Michelin has agreed to consider Scottish Government proposals that could save its closure-threatened Dundee tyre plant, MSPs have been told.
Scottish Economy Secretary Derek Mackay said an action group, which he will chair, has been established to develop the proposition and it will meet in the city on Monday.
Mr Mackay said: “We’re aware that this task is not easy one, and there are significant challenges to be faced.
“But we are, as a government, determined to do everything within our power, to prevent this closure.”
The developments emerged after the company announced that the tyre factory, which has 845 workers, will cease production within two years.
Dundee City Council leader John Alexander has described the proposed shutdown as a “body blow” for all of the staff.
A meeting was held on Tuesday at the plant, while production has been suspended until Thursday to allow employees to digest the news.
Mr Mackay, who was in Dundee on Tuesday to meet representatives from Michelin, the Unite union and Dundee City Council, later returned to the Scottish Parliament to update MSPs on the situation.
He said he met Michelin group executives on Sunday with Scottish Enterprise and “they have agreed to consider a proposition we will bring forward to secure a sustainable future for the plant”.
Mr Mackay told the chamber that “good will” between unions and Michelin was part of the reason Michelin is willing to listen to the proposition.
He said: “Michelin’s announcement that it intends to close its plant in Dundee is devastating, not just for those who work at the plant but their families and the whole of the city of Dundee and the wider area.
“The Scottish Government will do all we can to secure a future for the plant and the workforce.
“Let me be clear – we will leave no stone unturned in our efforts to keep this plant operation in Dundee.
“Our top priority is to pursue options for the site to continue with commercial production.”
Potential options include “repurposing” the factory to do other work for Michelin.
The market for premium smaller tyres such as those produced at the Tayside factory has dropped significantly due to an increase in cheap imports from Asia and a shift to larger car tyres, according to the French firm.
It says it is not economically viable to produce small, low-cost tyres at the Dundee site or switch to the production of larger tyres.
The plant opened in 1972 is due to cease operations by mid-2020.
Unite said it had been working on a “flexibility agreement” involving voluntary redundancies and changes to the shift patterns over the last two months to secure the factory’s future.
It said it was given no notice of Monday evening’s announcement.
Many workers said they found out via the news and social media.
Marc Jackson, Unite Michelin convener, said: “It is important to stress to the workforce and the wider community in Dundee that Unite has a viable plan on the table.
“The flexibility agreement, which we believed would be signed-off this week, takes into consideration the current challenging market conditions but we have a plan in place to manage this situation over the coming years.
“The workforce can be assured that Unite will work tirelessly to ensure that this flexibility agreement is reconsidered by the Michelin Group and that the factory can stay open.”
Marc Jackson, Unite Michelin convenor said: “To stress to the workforce and the wider community in Dundee, Unite has a viable plan on the table.
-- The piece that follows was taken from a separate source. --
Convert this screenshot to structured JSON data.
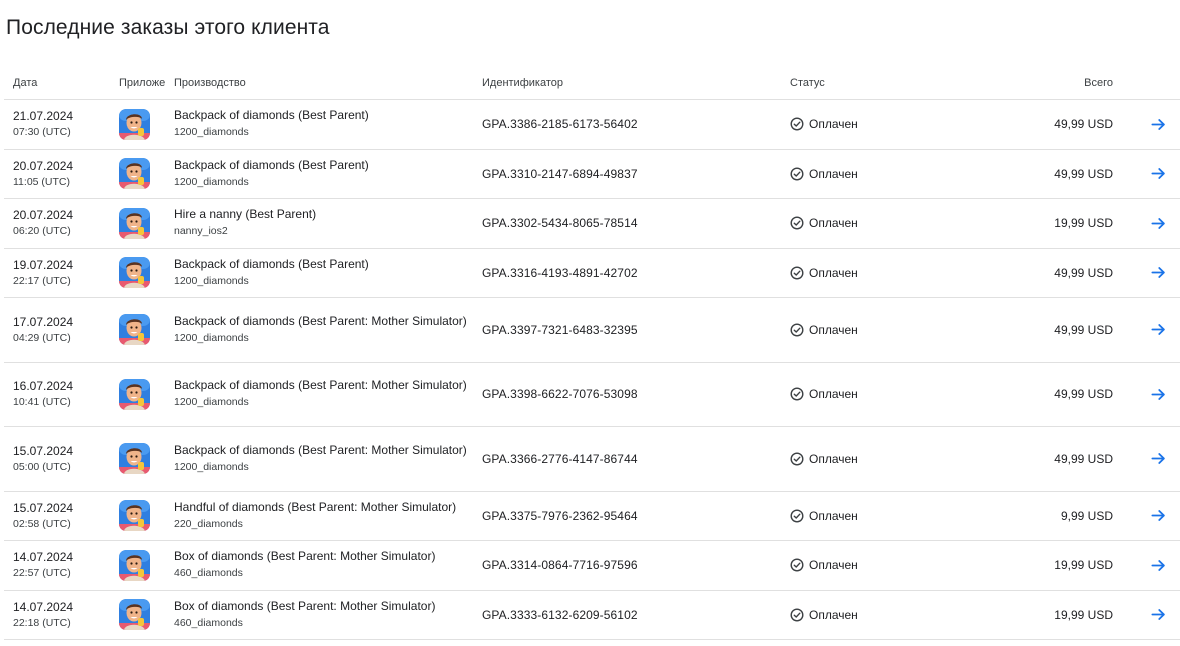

It is a plan that can work for the workforce and the company.” pic.twitter.com/T8gAfiJ4kX
— Unite Scotland (@UniteScotland) November 6, 2018
Dundee East MSP Shona Robison said all options would be looked at.
She said: “It’s not going to be easy but one thing that really comes through is just how strong the workforce is.”
Dundee is part of a £350 million Tay Cities Deal aimed at boosting economic growth in the region through investment from both the Scottish and UK Governments.
Mr Mackay has called on the UK Government to bring forward additional measures and investment in light of Michelin’s announcement.
Labour MSP Jenny Marra told the Scottish Parliament the proposed £350 million for the Tay Cities deal “will not now touch the sides, especially as investments will go to other parts of the region”.
Michelin said it would provide a personalised support package for each worker, with the opportunity to train in new skills and the possibility of being redeployed within the company or elsewhere.
It will begin a consultation with employees and trade unions on the closure plan over the next fortnight.